Web Service Selection based meta-heuristic methods(TSO)
No Thumbnail Available
Date
2024
Journal Title
Journal ISSN
Volume Title
Publisher
Abstract
Web service selection is a crucial problem in the context of service-oriented architectures,
where efficiently identifying the best web service from thousands of
available options is essential. This problem is significant in various domains such
as e-commerce, e-learning, and e-health, where services must meet diverse quality
of service (QoS) criteria including performance, reliability, cost, and availability.
The challenge lies in the heterogeneity of services and the need to optimize multiple
conflicting objectives.
Recently, meta-heuristic algorithms inspired by natural processes have shown
great promise in solving complex optimization problems. This work proposes a novel
approach using the Tuna Swarm Optimization (TSO) algorithm to address the web
service selection problem.

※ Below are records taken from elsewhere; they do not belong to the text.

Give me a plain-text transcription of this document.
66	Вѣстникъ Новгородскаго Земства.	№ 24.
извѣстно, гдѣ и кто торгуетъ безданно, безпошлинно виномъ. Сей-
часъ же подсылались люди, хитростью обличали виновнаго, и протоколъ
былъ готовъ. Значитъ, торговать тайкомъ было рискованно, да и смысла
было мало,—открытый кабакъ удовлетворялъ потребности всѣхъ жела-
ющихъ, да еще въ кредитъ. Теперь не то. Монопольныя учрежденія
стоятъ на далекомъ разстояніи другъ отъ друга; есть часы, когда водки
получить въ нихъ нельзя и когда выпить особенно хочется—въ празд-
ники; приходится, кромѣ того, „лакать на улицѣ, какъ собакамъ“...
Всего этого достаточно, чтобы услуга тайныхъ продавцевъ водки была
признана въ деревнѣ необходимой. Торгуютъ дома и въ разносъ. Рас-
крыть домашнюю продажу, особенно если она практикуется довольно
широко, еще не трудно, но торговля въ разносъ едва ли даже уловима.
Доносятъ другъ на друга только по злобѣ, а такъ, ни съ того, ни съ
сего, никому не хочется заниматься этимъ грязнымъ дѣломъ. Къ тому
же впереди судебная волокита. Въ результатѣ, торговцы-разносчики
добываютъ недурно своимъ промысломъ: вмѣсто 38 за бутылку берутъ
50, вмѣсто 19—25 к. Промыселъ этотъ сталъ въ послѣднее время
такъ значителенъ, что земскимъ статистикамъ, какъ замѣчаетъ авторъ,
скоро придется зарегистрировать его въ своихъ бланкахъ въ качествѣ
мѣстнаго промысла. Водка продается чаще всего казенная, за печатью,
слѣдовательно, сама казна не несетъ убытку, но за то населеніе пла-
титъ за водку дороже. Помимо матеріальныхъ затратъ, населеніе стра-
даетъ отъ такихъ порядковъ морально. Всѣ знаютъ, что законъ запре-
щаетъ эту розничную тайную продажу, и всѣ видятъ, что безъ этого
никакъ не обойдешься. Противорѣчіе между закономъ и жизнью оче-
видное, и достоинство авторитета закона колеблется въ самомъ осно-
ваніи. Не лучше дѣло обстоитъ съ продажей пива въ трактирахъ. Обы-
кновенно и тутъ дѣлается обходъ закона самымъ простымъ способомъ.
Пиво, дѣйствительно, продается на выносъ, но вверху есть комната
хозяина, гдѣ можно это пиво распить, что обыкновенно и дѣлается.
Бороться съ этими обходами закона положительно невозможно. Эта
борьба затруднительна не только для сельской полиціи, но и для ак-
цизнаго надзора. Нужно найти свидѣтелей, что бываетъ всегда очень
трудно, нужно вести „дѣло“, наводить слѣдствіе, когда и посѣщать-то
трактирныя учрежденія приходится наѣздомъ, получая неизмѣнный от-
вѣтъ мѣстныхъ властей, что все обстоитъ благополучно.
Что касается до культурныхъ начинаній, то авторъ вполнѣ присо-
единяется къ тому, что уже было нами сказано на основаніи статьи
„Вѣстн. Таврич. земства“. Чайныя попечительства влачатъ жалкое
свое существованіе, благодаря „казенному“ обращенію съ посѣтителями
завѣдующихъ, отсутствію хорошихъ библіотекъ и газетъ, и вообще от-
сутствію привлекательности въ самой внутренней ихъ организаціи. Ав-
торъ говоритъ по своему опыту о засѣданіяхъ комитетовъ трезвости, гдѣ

The TSO algorithm aims to optimize the selection process
by balancing multiple QoS criteria and improving the overall service quality.
To achieve this, the TSO algorithm employs a fitness function that incorporates
various QoS parameters and guides the search process to identify the optimal web
service. The performance of the TSO algorithm is evaluated against other selection
algorithms, such as Genetic Algorithm, Particle Swarm Optimization, and Ant
Colony Optimization.
The results demonstrate that the TSO algorithm is a promising solution for web
service selection, offering superior performance in terms of optimizing multiple QoS
criteria and efficiently finding the best service.